GSoC - Weeks 1, 2

Jun 14, 2020 by Abhishek Kumar

Over the first two weeks of GSoC, I have been working on moving struct members generation and graph_pos out of the struct commit. You can find the patch and subsequent discussion versions 1 and 2, versions 3 and 4.

Contents

Overview

Let’s take a moment to talk about commit-slab. A commit slab dynamically associates commits with some kind of information. For example, indegree commit slab stores the indegree of a commit when running the topological sort, generation commit slab stores the generation number of a commit, and so on.

Commit slabs are neat because they reduce the memory footprint. The generation commit slab allocates memory only when generation numbers are assigned. For the large repositories, such savings can be pretty nifty.

But this, of course, comes at a cost. A struct member access is much cheaper than accessing the same member through commit-slab.

As discovered by SZEDER 1, specific commands like “git merge-base –is-ancestor HEAD~50000 HEAD” were slower by nearly 40%!

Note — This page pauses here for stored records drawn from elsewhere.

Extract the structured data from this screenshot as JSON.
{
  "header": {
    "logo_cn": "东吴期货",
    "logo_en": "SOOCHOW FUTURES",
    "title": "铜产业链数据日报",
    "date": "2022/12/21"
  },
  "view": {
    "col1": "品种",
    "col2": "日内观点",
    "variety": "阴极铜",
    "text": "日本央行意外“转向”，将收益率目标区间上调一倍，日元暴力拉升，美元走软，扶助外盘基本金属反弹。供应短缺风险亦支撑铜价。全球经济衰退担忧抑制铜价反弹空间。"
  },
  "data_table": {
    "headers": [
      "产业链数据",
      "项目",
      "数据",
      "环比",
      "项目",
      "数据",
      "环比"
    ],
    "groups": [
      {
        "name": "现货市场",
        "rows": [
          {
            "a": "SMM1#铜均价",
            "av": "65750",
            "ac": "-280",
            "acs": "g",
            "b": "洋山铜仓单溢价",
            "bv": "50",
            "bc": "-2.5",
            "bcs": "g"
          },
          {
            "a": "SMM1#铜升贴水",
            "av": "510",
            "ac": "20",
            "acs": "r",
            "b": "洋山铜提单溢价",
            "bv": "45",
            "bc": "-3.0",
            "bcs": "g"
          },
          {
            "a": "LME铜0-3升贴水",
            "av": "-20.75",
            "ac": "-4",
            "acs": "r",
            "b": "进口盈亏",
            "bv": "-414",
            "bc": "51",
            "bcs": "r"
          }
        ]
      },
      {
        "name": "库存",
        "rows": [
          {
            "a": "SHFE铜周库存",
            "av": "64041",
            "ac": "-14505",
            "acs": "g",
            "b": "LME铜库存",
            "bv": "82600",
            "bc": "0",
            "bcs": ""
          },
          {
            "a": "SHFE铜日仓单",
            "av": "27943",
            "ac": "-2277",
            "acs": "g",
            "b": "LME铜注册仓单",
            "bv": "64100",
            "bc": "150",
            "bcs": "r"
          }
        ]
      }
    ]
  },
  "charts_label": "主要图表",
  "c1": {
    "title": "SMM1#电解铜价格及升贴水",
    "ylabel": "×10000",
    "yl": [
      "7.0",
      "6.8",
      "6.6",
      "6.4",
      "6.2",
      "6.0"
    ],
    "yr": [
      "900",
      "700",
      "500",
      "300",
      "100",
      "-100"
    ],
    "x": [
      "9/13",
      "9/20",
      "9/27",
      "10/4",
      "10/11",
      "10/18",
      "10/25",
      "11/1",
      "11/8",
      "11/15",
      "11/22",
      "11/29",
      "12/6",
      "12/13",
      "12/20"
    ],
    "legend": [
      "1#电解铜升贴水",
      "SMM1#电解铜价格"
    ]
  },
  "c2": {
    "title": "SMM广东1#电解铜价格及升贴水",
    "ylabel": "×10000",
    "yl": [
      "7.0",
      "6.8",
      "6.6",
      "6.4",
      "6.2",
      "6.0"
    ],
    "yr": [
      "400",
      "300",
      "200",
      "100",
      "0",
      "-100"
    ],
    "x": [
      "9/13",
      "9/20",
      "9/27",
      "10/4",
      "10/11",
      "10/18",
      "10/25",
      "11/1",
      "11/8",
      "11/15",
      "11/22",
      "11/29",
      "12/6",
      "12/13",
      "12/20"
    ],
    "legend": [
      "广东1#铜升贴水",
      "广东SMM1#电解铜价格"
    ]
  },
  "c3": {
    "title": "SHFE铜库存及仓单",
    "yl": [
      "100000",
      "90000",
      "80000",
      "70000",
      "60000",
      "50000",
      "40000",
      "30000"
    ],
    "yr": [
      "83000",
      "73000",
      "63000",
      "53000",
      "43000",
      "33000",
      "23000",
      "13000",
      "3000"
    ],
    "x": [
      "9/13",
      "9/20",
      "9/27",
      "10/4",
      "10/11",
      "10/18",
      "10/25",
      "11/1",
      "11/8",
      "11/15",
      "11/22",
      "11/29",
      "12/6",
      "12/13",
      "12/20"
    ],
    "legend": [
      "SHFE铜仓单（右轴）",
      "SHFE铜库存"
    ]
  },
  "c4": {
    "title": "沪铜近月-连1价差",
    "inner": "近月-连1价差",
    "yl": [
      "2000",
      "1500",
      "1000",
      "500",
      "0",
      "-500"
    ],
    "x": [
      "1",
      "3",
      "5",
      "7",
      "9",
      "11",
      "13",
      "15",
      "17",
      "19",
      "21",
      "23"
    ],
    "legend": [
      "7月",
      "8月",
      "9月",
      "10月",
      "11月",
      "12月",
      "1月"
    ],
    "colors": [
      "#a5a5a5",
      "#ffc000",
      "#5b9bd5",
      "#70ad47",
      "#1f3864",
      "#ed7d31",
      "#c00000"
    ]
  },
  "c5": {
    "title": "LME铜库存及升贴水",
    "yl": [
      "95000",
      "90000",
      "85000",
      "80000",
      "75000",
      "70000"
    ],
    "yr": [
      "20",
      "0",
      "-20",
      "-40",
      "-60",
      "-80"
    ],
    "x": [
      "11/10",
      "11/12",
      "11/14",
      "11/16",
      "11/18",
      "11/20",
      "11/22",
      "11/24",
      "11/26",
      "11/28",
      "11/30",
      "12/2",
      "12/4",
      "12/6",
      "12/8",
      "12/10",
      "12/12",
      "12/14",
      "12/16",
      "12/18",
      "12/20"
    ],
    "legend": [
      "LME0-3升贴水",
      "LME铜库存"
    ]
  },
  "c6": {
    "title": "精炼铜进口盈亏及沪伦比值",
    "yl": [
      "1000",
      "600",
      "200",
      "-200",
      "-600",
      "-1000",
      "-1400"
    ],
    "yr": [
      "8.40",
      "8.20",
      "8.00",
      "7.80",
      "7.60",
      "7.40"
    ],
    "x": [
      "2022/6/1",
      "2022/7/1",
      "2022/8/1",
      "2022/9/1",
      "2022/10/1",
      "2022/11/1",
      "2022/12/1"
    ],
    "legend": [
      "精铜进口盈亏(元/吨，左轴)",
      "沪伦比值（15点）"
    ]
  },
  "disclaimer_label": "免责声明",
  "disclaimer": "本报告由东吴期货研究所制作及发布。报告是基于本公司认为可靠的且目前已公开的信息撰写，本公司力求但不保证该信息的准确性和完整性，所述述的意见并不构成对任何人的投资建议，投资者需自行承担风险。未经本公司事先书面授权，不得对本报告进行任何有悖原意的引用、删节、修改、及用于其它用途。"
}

Dr. Stolee believes the slowdown has to do with the underlying algorithm, rather than the slower commit slab access 2.

Performance Statistics

Test Time taken by Master Time taken by Version 4 Change in Time (%)
Test Suite 23m39s 23m14s -1.76%
git merge-base –is-ancestor HEAD~50000 HEAD 0.787s 0.927s +17.79%
git gc 3m55s 3m38s -7.23%

Memory Statistics

Test Max RSS, Master Max RSS, Version 4 Change in Max RSS (%)
Test Suite 34940kb 34848kb -0.26%
git merge-base –is-ancestor HEAD~50000 HEAD 177694kb 177707kb +0.01%
git gc 4889868kb 4911960kb +0.45%
Test Suite on Master
Test Suite on Master
Test Suite on v4
Test Suite on v4

Talking more about my experience, over the weeks, I have grown more comfortable with the build process and hacking around things. While the implementation is straightforward, I had to spend a lot of time debugging tests.

For example, consider the idea “commits within the graph have definite generation numbers”. So, if the commit is not from the graph, it must have an infinite generation number.

This fails when we think about writing commit-graph. Since commits have not been written (yet), they have a generation number but are also not from the graph.

Likewise, consider the following idea: Maintaining a count of “parsed commits so far” for a repository should provide a unique value, which can then be used as an index for commit-slab seems reasonable. But it’s true only for single repository setups that have no submodules at all! The build failed tests for diff-submodules.

The commit-slab has been used for the following:

contains_cache, commit_seen, indegree_slab, author_date_slab, commit_base, commit_pos, bloom_filter_slab, buffer_slab, commit_rev_name, commit_names, commit_name_slab, saved_parents, blame_suspects, commit_todo_item

None of which had failed yet.

Next Steps

As v3 was queued into next, I will polish the current series a bit more. Solving the global counter issue with alloc_commit_index() more cleanly by dropping commit_count from parsed_object_pool and fixing the segfault when allocating new slabs 6.

Once that’s done, I will focus entirely on “handling commit-graph format change”.

Thanks to Dr. Stolee, Dr. Jakub, Junio, and Szeder Gábor for their interest in patch series.